The results of this study show promising results in reducing the effects of diabetes by following an intermittent fasting regimen. This is important because studies have been showing that following the intermittent fasting regimen can improve health by preventing further progression of diabetes and can even balance out glucose levels which can eliminate the need for constant medication and insulin treatments. Individuals who are overweight, pre-diabetic, or diagnosed with type 2 diabetes, and were unaware of the benefits of intermittent fasting on their condition may be introduced to this new lifestyle plan that can better their health. Both preexisting and current research imply that the prevalence of diabetes is continuing to scale upwards. With the help of this study and many more to come, diabetic individuals can find alternative ways to treat diabetes. The hope is that as the effectiveness of treatment modalities such as intermittent fasting are researched and understood, the findings will illuminate the path to not only managing diabetes but also finding a cure. 

Limitations

There is one obvious limitation: the author is an underage high school student without the authority to conduct a human participant clinical trial. In addition, there was also limited access to resources.
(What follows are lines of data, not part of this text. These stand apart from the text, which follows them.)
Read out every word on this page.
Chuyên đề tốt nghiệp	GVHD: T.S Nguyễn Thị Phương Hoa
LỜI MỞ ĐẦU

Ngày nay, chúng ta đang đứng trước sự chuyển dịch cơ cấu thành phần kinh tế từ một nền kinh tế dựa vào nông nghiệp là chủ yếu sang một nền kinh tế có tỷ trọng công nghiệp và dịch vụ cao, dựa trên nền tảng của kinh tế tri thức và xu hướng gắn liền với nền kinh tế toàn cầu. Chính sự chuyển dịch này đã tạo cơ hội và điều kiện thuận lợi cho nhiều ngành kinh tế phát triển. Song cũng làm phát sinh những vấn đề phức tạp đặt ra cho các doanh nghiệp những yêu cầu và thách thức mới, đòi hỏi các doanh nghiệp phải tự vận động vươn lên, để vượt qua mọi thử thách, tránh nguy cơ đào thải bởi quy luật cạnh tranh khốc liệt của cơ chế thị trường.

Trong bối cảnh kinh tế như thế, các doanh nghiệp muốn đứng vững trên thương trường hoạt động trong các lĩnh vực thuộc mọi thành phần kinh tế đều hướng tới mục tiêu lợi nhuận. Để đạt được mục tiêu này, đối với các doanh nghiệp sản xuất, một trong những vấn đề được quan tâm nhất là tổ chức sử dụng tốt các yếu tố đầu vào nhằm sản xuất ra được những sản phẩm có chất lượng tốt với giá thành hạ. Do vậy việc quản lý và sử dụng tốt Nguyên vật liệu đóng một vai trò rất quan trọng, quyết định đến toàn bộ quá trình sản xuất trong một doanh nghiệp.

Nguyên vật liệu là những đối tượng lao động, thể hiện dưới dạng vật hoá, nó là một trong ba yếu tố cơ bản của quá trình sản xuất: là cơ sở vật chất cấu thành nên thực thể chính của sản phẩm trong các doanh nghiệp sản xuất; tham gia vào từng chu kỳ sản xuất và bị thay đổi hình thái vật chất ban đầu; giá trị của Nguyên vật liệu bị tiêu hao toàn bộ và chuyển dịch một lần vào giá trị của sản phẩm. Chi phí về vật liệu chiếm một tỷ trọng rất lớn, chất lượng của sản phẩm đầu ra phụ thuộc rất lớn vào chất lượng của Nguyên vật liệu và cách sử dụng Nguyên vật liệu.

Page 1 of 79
Many clinical trials that initially had been chosen to be included in the meta-analysis were omitted due to the restrictive free access to the article. Another limitation of this study is the fact that all the clinical trials measured different outcomes. The measurement of different outcomes skews the data and strictly alters the mode of different diabetes parameters. This is because there were multiple different independent variables such as the type of intermittent fasting regimen, duration of the study, and length of daily feeding and fasting periods. With the measurement of different specific outcomes per clinical trial, it is more difficult to decipher if a specific intermittent fasting regimen is more successful in reducing a specific diabetes parameter compared to other fasting regimens. Additionally, with so many different outcomes, it is harder to confirm if that specific outcome is due to chance or statistically significant in trials with the same independent variables. Addressing the limitations of this study and addressing the differences in each clinical trial will produce a more accurate and valid study.

Future Direction

Due to the fact that this specific topic is relatively new and understudied, there is still much room for more in-depth and new areas of research. This study provides a database compiling many of the available resources on this topic that can be used to further scrutinize the effectiveness of intermittent fasting in relation to diabetes. Further research on the specific method of intermittent fasting can attempt to determine if one method is more effective than the other in managing diabetic parameters. Additionally, the subject pool can be expanded to discover if the findings of this study can be applied to the general population or remain specific to a group. Expanding the subject pool to different diseases may also catalyze new areas of research. Within the field of diabetes, there is so much that can be learned and much more that can be discovered as technology continues to advance and new discoveries are made.